Conditionals

Dylan Cable

2025-03-20

Conditional probabilities and expectations

In machine learning applications, we rarely can predict outcomes perfectly.
The most common reason for not being able to build perfect algorithms is that it is impossible.
To see this, consider that most datasets will include groups of observations with the same exact observed values for all predictors, but with different outcomes.

Conditional probabilities and expectations

Because our prediction rules are functions, equal inputs (the predictors) implies equal outputs (the predictions).
Therefore, for a challenge in which the same predictors are associated with different outcomes across different individual observations, it is impossible to predict correctly for all these cases.
It therefor makes sense to consider conditional probabilities:

\[ \mbox{Pr}(Y=k \mid X_1 = x_1,\dots,X_p=x_p), \, \mbox{for}\,k=1,\dots,K \]

Conditional probabilities

We will also use the following notation for the conditional probability of being class \(k\):

\[ p_k(\mathbf{x}) = \mbox{Pr}(Y=k \mid \mathbf{X}=\mathbf{x}), \, \mbox{for}\, k=1,\dots,K \]

Notice that the \(p_k(\mathbf{x})\) have to add up to 1 for each \(\mathbf{x}\), so once we know \(K-1\), we know all.

Conditional probabilities

When the outcome is binary, we only need to know 1, so we drop the \(k\) and use the notation:

\[p(\mathbf{x}) = \mbox{Pr}(Y=1 \mid \mathbf{X}=\mathbf{x})\]

Note

Do not be confused by the fact that we use \(p\) for two different things: the conditional probability \(p(\mathbf{x})\) and the number of predictors \(p\).

Conditional probabilities

These probabilities guide the construction of an algorithm that makes the best prediction:

\[\hat{Y} = \max_k p_k(\mathbf{x})\]

In machine learning, we refer to this as Bayes’ Rule.
But this is a theoretical rule since, in practice, we don’t know \(p_k(\mathbf{x}), k=1,\dots,K\).

Conditional probabilities

Estimating these conditional probabilities can be thought of as the main challenge of machine learning.
The better our probability estimates \(\hat{p}_k(\mathbf{x})\), the better our predictor \(\hat{Y}\).

Conditional probabilities

How well we predict depends on two things:

how close are the \(\max_k p_k(\mathbf{x})\) to 1 or 0 (perfect certainty) and
how close our estimates \(\hat{p}_k(\mathbf{x})\) are to \(p_k(\mathbf{x})\).
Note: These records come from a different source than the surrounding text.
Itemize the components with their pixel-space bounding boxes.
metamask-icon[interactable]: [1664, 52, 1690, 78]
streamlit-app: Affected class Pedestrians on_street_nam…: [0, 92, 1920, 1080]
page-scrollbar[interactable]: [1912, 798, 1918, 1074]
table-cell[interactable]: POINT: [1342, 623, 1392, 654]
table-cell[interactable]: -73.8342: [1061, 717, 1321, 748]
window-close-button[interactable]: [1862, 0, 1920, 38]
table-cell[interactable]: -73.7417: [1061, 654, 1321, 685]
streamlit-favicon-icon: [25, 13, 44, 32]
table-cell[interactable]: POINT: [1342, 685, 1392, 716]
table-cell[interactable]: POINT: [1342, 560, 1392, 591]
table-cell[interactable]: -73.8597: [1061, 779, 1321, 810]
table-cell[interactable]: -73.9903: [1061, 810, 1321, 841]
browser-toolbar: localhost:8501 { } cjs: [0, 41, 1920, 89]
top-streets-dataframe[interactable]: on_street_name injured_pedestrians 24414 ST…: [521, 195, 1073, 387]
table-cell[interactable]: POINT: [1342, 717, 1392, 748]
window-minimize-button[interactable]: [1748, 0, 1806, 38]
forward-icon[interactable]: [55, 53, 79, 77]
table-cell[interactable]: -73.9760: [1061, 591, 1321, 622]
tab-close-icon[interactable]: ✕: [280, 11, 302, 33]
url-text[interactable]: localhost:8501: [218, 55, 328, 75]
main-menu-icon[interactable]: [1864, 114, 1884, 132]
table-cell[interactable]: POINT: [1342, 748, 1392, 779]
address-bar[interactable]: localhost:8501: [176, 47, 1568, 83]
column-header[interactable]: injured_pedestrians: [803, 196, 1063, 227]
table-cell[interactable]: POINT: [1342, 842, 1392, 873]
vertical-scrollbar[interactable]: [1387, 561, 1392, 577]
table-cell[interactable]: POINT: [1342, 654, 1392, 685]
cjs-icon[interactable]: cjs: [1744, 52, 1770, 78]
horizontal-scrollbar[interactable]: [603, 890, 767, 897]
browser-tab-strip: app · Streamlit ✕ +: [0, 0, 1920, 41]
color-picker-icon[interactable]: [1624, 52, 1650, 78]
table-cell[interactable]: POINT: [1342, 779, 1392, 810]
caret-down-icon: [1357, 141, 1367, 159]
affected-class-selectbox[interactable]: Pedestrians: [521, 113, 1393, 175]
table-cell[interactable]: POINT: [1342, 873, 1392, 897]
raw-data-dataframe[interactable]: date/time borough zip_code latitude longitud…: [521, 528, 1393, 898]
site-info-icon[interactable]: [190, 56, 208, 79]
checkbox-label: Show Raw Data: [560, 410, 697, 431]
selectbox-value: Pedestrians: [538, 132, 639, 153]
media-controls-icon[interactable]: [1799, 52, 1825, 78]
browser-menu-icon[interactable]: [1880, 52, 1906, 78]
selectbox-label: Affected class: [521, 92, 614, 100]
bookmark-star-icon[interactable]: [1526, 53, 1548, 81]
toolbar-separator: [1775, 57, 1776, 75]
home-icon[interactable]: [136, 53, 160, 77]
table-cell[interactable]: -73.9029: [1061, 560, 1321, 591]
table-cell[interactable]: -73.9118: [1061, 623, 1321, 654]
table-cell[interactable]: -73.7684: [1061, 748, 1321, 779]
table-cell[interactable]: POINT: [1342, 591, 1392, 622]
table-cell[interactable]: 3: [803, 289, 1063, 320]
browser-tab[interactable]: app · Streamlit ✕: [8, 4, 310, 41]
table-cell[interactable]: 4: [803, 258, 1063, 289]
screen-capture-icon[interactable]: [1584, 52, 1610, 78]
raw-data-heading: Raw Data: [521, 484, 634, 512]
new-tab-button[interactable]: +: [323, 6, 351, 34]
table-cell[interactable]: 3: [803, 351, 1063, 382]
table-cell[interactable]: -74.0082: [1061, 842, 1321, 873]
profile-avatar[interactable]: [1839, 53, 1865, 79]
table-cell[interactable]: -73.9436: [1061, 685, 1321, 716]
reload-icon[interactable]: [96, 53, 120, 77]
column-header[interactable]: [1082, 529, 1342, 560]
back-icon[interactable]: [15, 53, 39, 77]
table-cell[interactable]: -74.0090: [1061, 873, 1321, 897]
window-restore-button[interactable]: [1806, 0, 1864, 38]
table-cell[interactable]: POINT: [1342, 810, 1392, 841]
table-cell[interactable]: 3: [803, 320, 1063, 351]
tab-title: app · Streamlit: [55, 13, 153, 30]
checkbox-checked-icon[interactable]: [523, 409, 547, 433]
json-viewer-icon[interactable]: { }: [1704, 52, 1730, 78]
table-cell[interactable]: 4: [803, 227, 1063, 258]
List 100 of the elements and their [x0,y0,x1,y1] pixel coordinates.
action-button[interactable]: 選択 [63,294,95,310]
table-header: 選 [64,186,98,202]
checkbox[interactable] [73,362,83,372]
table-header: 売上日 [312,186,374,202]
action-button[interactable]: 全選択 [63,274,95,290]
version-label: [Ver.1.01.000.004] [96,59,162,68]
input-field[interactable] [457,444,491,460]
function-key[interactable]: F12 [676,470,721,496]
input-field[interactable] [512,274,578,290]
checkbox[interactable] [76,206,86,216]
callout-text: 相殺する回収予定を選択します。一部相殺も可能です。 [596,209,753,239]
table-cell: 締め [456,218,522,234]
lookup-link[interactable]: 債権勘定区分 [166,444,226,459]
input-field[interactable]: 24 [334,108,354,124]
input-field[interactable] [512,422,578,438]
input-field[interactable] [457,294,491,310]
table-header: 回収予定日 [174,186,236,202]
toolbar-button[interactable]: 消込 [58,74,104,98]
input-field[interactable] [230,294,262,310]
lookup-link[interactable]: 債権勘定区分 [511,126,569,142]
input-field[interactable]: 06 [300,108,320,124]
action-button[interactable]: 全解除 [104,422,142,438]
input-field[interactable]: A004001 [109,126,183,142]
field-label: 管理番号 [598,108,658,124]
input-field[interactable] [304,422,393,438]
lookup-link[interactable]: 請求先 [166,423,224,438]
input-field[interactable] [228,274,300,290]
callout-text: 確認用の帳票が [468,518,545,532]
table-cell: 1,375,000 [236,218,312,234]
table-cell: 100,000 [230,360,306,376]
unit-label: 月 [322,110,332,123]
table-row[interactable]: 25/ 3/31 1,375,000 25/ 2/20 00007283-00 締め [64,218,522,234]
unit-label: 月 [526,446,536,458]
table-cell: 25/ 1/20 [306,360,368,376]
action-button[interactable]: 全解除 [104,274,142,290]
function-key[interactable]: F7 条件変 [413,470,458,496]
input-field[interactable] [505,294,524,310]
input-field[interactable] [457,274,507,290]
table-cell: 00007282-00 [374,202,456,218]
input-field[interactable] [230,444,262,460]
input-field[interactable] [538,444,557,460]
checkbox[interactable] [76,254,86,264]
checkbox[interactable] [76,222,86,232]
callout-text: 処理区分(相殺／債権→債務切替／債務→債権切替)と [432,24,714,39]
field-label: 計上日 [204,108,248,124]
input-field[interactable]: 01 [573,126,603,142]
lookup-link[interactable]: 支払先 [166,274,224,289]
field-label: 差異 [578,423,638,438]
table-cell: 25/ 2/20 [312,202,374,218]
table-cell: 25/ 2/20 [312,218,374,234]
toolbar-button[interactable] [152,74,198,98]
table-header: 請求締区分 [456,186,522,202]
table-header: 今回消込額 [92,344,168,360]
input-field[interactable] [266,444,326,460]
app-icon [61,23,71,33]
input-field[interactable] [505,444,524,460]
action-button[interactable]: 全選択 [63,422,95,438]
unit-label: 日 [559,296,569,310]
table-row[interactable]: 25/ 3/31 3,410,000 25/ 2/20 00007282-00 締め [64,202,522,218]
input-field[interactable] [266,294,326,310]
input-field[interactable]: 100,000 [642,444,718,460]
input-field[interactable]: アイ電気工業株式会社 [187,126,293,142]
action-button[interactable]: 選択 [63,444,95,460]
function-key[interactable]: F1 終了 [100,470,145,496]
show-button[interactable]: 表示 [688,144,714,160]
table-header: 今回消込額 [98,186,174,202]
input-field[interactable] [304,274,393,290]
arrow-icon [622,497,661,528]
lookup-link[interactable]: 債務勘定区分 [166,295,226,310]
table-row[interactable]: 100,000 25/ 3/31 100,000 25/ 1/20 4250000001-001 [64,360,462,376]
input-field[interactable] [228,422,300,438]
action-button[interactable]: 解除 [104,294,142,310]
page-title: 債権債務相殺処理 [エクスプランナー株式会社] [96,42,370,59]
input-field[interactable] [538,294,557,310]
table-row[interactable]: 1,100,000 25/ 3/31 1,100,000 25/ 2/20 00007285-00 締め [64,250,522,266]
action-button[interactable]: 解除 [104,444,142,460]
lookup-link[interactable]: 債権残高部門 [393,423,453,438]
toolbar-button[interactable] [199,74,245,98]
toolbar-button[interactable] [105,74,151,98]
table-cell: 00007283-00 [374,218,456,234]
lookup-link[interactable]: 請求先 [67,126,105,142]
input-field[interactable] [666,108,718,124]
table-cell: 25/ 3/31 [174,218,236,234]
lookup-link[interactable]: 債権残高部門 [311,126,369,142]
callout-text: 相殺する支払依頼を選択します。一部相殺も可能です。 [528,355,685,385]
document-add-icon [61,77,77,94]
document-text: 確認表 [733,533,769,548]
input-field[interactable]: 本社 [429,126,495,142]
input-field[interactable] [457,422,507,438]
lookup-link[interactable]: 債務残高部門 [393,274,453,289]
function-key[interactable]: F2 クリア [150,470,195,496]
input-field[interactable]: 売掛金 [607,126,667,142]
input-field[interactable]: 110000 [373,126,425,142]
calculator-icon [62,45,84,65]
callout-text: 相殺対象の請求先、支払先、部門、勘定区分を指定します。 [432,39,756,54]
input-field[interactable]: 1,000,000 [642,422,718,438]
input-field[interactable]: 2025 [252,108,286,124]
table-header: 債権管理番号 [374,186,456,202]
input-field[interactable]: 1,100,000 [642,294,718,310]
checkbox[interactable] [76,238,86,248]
We can’t do anything about the first restriction as it is determined by the nature of the problem, so our energy goes into finding ways to best estimate conditional probabilities.

Conditional expectations

For binary data, you can think of the probability \(\mbox{Pr}(Y=1 \mid \mathbf{X}=\mathbf{x})\) as the proportion of 1s in the stratum of the population for which \(\mathbf{X}=\mathbf{x}\).

\[ \mbox{E}(Y \mid \mathbf{X}=\mathbf{x})=\mbox{Pr}(Y=1 \mid \mathbf{X}=\mathbf{x}). \]

As a result, we often only use the expectation to denote both the conditional probability and conditional expectation.

Conditional expectations

Why do we care about the conditional expectation in machine learning?
This is because the expected value has an attractive mathematical property: it minimizes the MSE.

\[ \hat{Y} = \mbox{E}(Y \mid \mathbf{X}=\mathbf{x}) \, \mbox{ minimizes } \, \mbox{E}\{ (\hat{Y} - Y)^2 \mid \mathbf{X}=\mathbf{x} \} \]

Conditional expectations

Due to this property, a succinct description of the main task of machine learning is that we use data to estimate:

\[ f(\mathbf{x}) \equiv \mbox{E}( Y \mid \mathbf{X}=\mathbf{x} ) \]

for any set of features \(\mathbf{x} = (x_1, \dots, x_p)^\top\).
This is easier said than done, since this function can take any shape and \(p\) can be very large.